Os Oito Odiados é mais uma versão desse western ideal que o Quentin Tarantino está a tentar fazer.
Todos os tropes dos westerns estão neste filme, e Tarantino não se coíbe de os chamar pelos nomes. Temos o Xerife, o Carrasco, o Caçador de Prémios, o Cowboy, a Criminosa, o Confederado, o Inglês, todos fechados numa casa a desconfiarem uns dos outros.
É o mundo de Django Libertado (2012) com o ritmo de À Prova de Morte (2007) com a dinâmica de Cães Danados (1992). É o Quentin Tarantino a pegar em todos os seus actores fetiche, dentro do seu género preferido, com todos os diálogos que ele sabe escrever tão bem.
Se isto vos parece um bocado onanista, é porque é. Quentin Tarantino é um cinéfilo.
Os Oito Odiados não é um filme inovador, não é um filme que quebre barreiras ou que se esforce por fazer algo de diferente. É um filme tão Tarantino, que mais ninguém para além de Tarantino poderia fazer. É talvez o filme mais Tarantino que o Tarantino podia ter feito, e isto é o que eu costumava dizer acerca de À Prova de Morte.

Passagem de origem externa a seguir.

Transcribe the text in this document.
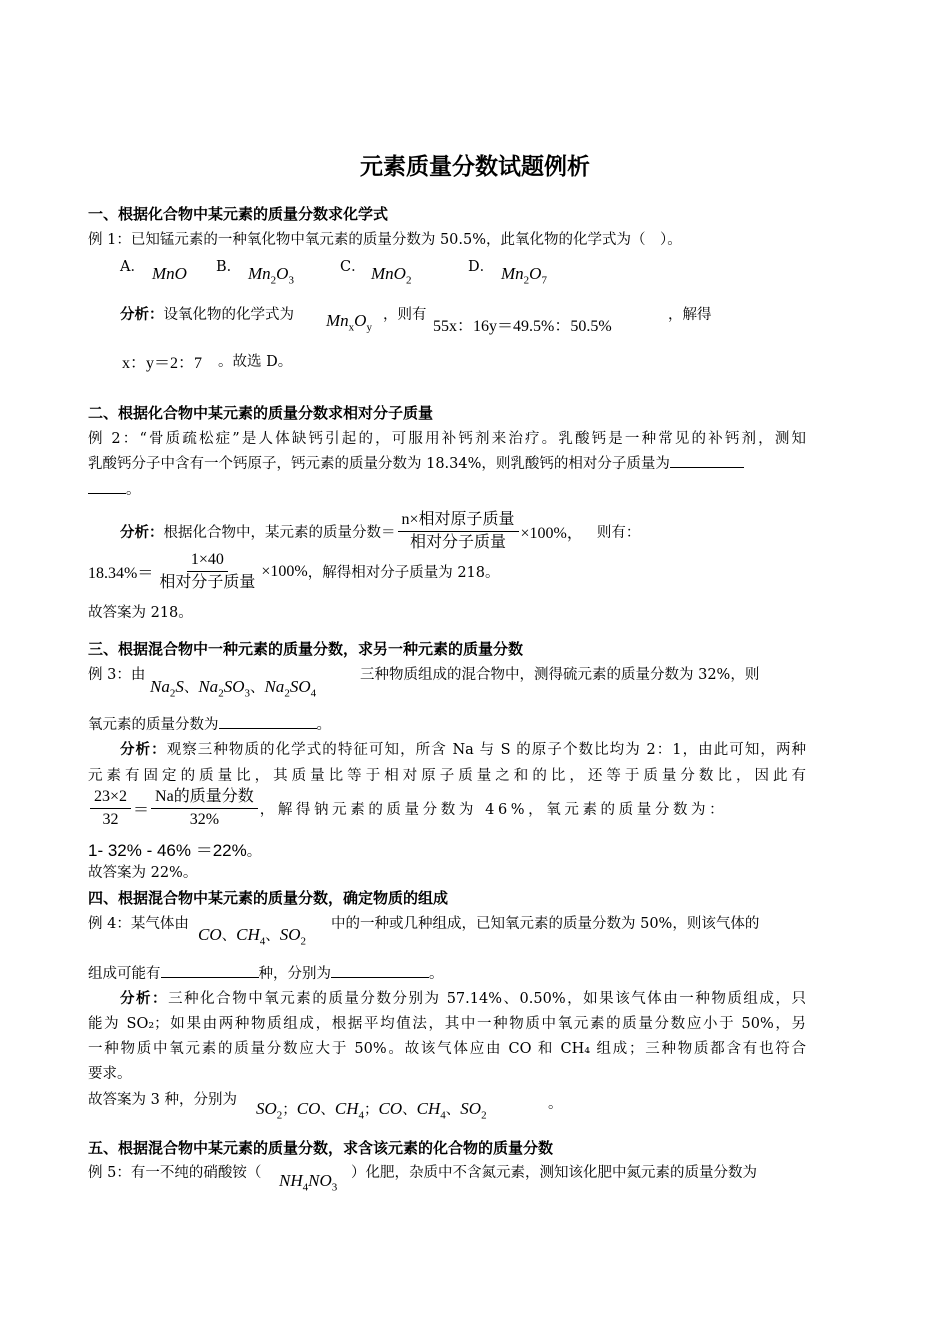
元素质量分数试题例析
一、根据化合物中某元素的质量分数求化学式
例 1：已知锰元素的一种氧化物中氧元素的质量分数为 50.5%，此氧化物的化学式为（　）。
A． MnO B． $Mn_2O_3$
C． MnO$_2$
D． $Mn_2O_7$
分析：设氧化物的化学式为 $Mn_xO_y$
，则有
55x：16y＝49.5%：50.5%
，解得
x：y＝2：7 。故选 D。
二、根据化合物中某元素的质量分数求相对分子质量
例 2：“骨质疏松症”是人体缺钙引起的，可服用补钙剂来治疗。乳酸钙是一种常见的补钙剂，测知
乳酸钙分子中含有一个钙原子，钙元素的质量分数为 18.34%，则乳酸钙的相对分子质量为
。
分析： 根据化合物中，某元素的质量分数＝ $\frac{\text{n×相对原子质量}}{\text{相对分子质量}} \times 100\%$， 则有：
$18.34\%= \frac{1\times 40}{\text{相对分子质量}} \times 100\%$ ，解得相对分子质量为 218。
故答案为 218。
三、根据混合物中一种元素的质量分数，求另一种元素的质量分数
例 3：由
$Na_2S$、$Na_2SO_3$、$Na_2SO_4$
三种物质组成的混合物中，测得硫元素的质量分数为 32%，则
氧元素的质量分数为	。
分析：观察三种物质的化学式的特征可知，所含 Na 与 S 的原子个数比均为 2：1，由此可知，两种
元素有固定的质量比，其质量比等于相对原子质量之和的比，还等于质量分数比，因此有
$\frac{23\times 2}{32} = \frac{\text{Na的质量分数}}{32\%}$ ，解得钠元素的质量分数为 46%，氧元素的质量分数为：
1- 32% - 46% ＝22%。
故答案为 22%。
四、根据混合物中某元素的质量分数，确定物质的组成
例 4：某气体由
CO、$CH_4$、$SO_2$
中的一种或几种组成，已知氧元素的质量分数为 50%，则该气体的
组成可能有	种，分别为	。
分析：三种化合物中氧元素的质量分数分别为 57.14%、0.50%，如果该气体由一种物质组成，只
能为 SO₂；如果由两种物质组成，根据平均值法，其中一种物质中氧元素的质量分数应小于 50%，另
一种物质中氧元素的质量分数应大于 50%。故该气体应由 CO 和 CH₄ 组成；三种物质都含有也符合
要求。
故答案为 3 种，分别为 $SO_2$；CO、$CH_4$；CO、$CH_4$、$SO_2$
。
五、根据混合物中某元素的质量分数，求含该元素的化合物的质量分数
例 5：有一不纯的硝酸铵（ $NH_4NO_3$
）化肥，杂质中不含氮元素，测知该化肥中氮元素的质量分数为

Como já disse, todas as personagens são tiradas de todos os westerns que já viram, e é divertido vê-las todas no mesmo filme. É uma espécie de Liga de Cavalheiros Extraordinários ou Os Vingadores, mas dentro do formato western.
As interpretações são, todas elas, perfeitas. Qualquer um dos actores está na sua zona de conforto, e calçam os sapatos destas personagens como ninguém. Samuel L. Jackson e Kurt Russel são maiores que a vida; Walton Goggins, Tim Roth, Michael Madsen, Bruce Dern e Demian Bichir constroem personagens secundárias fascinantes; Jennifer Jason Leigh consegue sobressair deste conjunto de pesos pesados.
O ritmo é muito lento, e isso poderá não ser para toda a gente. Mas não é um erro, é só uma decisão artística. O filme é levado pelas personagens, e são elas o foco central do filme. Para que isso funcione, o filme precisa de espaço e tempo, para respirar, e para poder deixar as personagens dizerem o que têm de dizer.
Os diálogos são muito divertidos e típicamente Tarantinescos, desde os palavrões até às conversas cruzadas. O enredo tem uma escala muito pequenina e claustrofóbica, adequada à história de oito pessoas desagradáveis fechadas numa casa, que evolui de forma quase imprevisível, fazendo-nos trocar de alianças com as personagens várias vezes durante o filme.
O storytelling foi para mim um dos aspectos do filme de que eu mais gostei, com Tarantino a demonstrar que domina a arte, brincando com imenso à vontade com flashbacks, narração e narrativa visual.
Por falar nisso, a direcção de arte é perfeita, a fotografia é excelente e a realização é incensurável. Em momentos, este filme parece ser irmão do Renascido, tanto em luz como na violência.
Finalmente, o uso da música é minimalista, mas quando está presente, é assoberbante. Não é qualquer um que consegue ter Ennio Morricone a fazer música para o seu filme, mas se alguém consegue, é Tarantino.
Não é um filme perfeito, não é um filme de aventuras, não é um filme épico. É um filme do Tarantino, para quem gosta de filmes do Tarantino.